Gómez v. Delgado
This text of 87 P.R. 503 (Gómez v. Delgado) is published on Counsel Stack Legal Research, covering Supreme Court of Puerto Rico primary law. Counsel Stack provides free access to over 12 million legal documents including statutes, case law, regulations, and constitutions.
Opinion
On December 8, 1955 appellant José Antonio Castro Gó-mez, known also as Flor Castro Andino, was sentenced to serve eighteen months in jail for the crime of burglary in the second degree. Twelve days later, on December 20, he was sentenced to serve an indeterminate sentence of from one to four years’ imprisonment in the penitentiary for the crime of burglary in the first degree. On June 18, 1958 he was paroled for the remainder of the term of both sentences; it was set forth that they would be totally extinguished on September 7, 1960.
Before two months of parole had elapsed he was charged with the commission of a subsequent offense of grand larceny and of two subsequent offenses of petit larceny for acts during the last days of the month of August 1958. His previous convictions for the felony of burglary in the first degree was alleged as an element for the subsequent degree. He was tried and found guilty of the three above-mentioned offenses, and was sentenced to serve indeterminate penalties of from 10 to 15 years, 2 to 5 years, and 2 to 5 years imprisonment in the penitentiary.
He filed a petition for habeas corpus to contest these last sentences. The main contention 1 is that he could not [505]*505be charged with a subsequent offense because at the time when he committed the offenses which give rise to his present conviction and imprisonment, he had not yet fully served the sentence on which the allegation of subsequent offense was based, because he was at that time on parole. The trial court dismissed the petition.
Section 56 of the Penal Code, 1937 ed., 33 L.P.R.A. § 131, provides that a person who “having been convicted, of any offense punishable by imprisonment in the penitentiary commits any crime after such conviction,” is punishable for a subsequent offense in the manner determined therein, and that it is more onerous than in the case of a first conviction. (Italics ours.) Convicted is defined by the Diccionario de la Real Academia Española, 8th ed., p. 362 as follows: “applied to a defendant who has been legally found guilty of a crime, even though he may not have confessed it.” As pointed out by the Solicitor General, in a strict legal sense, it means that judgment has been rendered against defendant on a verdict of guilty returned by a jury or by the judge, as the case may be, or when defendant has pleaded guilty. Hence, it is not necessary to have served the sentence imposed. Cf. People v. Cancio, 53 P.R.R. 520 (1938); People v. Morales, 61 P.R.R. 870 (1943).

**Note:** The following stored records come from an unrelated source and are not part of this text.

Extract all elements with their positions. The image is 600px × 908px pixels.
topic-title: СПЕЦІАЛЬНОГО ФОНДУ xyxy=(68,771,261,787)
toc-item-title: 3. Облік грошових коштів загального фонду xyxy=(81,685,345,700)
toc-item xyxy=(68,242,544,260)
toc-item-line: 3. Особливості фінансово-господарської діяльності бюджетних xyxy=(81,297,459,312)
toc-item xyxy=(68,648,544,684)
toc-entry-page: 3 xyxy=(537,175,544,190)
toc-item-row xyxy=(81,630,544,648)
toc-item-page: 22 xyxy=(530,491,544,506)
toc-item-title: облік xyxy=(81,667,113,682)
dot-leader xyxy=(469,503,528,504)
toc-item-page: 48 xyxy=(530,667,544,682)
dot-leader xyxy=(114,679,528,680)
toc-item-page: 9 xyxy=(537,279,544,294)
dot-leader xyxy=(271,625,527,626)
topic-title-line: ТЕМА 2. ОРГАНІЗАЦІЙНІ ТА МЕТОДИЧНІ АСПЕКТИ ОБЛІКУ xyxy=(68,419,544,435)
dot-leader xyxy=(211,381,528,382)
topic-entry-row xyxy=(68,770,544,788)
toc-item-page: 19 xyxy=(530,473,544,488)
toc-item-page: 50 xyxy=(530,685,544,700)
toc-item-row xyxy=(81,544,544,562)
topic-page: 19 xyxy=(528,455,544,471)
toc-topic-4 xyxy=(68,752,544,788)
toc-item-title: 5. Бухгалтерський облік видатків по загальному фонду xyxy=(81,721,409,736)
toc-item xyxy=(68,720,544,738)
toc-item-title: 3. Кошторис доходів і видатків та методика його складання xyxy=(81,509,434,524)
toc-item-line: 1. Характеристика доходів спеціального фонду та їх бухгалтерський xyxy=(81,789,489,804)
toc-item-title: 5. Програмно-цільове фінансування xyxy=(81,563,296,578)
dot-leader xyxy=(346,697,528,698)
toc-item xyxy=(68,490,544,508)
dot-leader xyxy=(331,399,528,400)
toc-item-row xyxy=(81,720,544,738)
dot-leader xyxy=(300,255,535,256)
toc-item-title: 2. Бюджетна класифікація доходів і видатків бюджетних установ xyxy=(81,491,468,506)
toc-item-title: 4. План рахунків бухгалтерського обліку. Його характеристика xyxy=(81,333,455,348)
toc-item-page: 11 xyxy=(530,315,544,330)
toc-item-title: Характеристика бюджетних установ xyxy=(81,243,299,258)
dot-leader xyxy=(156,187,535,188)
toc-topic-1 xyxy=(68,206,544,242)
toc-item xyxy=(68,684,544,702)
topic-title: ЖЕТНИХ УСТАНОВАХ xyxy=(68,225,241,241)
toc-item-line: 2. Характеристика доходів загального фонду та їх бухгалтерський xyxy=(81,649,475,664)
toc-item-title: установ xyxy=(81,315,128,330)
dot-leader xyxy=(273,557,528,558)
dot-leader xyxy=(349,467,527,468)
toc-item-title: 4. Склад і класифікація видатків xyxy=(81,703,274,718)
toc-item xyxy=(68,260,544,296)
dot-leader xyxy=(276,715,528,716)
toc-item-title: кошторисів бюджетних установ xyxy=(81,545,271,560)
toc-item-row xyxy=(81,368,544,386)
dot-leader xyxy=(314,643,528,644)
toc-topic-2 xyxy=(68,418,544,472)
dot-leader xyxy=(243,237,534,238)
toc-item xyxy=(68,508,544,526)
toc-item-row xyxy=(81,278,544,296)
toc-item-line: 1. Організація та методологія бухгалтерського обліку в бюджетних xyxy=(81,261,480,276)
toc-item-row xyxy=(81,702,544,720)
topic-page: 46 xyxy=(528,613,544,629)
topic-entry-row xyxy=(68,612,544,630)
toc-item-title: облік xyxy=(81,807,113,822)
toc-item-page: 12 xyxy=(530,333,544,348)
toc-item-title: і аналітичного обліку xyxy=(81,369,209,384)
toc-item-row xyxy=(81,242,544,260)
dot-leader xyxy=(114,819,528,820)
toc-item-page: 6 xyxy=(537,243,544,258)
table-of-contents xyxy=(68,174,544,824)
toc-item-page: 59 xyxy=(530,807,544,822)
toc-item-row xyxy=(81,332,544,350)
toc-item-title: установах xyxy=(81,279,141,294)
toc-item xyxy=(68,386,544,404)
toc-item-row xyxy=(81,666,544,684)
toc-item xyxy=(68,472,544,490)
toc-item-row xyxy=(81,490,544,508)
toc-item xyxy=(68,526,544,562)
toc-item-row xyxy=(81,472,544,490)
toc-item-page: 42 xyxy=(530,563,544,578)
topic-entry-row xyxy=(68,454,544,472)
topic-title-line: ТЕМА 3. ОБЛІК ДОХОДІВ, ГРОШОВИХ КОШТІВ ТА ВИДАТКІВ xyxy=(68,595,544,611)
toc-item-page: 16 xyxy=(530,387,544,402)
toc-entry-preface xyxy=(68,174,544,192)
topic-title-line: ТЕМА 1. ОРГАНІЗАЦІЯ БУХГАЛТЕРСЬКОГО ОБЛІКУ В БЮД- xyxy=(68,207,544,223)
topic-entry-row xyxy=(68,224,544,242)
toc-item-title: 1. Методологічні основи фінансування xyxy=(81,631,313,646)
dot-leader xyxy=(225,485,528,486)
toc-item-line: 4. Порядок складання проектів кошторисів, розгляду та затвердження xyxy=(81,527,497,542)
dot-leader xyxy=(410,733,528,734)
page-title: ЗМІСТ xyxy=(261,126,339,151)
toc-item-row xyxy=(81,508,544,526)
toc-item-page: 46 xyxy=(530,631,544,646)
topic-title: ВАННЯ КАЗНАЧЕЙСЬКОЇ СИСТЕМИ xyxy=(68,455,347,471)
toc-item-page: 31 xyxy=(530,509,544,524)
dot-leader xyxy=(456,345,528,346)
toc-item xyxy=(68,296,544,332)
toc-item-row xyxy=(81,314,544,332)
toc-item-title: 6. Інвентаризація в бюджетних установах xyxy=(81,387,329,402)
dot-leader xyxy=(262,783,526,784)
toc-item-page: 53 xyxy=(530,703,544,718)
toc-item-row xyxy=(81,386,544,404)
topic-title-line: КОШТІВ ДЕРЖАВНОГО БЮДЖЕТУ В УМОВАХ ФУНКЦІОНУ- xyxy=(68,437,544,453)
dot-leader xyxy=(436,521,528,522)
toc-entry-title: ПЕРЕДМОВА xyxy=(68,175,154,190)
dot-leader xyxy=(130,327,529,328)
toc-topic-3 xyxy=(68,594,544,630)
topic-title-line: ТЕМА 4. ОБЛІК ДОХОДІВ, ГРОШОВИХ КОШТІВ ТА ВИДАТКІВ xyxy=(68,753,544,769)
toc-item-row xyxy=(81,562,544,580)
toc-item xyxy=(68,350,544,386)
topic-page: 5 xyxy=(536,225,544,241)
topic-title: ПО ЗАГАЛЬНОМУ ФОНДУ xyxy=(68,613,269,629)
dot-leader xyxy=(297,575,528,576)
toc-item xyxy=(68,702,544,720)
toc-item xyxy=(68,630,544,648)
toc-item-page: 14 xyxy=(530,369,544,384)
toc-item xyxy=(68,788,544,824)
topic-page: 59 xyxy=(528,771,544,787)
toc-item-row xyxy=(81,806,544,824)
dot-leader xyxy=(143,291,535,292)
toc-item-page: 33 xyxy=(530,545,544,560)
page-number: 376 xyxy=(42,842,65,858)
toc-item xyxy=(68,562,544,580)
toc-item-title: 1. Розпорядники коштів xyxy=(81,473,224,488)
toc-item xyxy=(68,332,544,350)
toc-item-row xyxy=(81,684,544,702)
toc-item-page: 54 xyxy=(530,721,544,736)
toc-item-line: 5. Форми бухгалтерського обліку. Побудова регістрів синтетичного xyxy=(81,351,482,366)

The above-mentioned § 56 is a literal translation of ⅞ 666 of the Penal Code of California of 1872, Deering’s, Penal Code Annotated of the State of California 491, 1961 ed. It is highly revealing that this section was amended in 1909 to require not only that defendant must have been convicted of a felony, but specifically, that he must have served the sentence, and in 1957, or that he must have been imprisoned as a condition precedent to a suspended sentence.
Finally, if appellant’s contention is that the parole had the result of obliterating the effects of his previous conviction, we need only refer him to the decision in Emanuelli v. District Court, 74 P.R.R. 506 (1953), where we pointed [506]*506out that the parole is nothing more than a measure for serving the sentence outside of prison.
The judgment rendered by the Superior Court, Humacao Part on September 22, 1959 will be affirmed.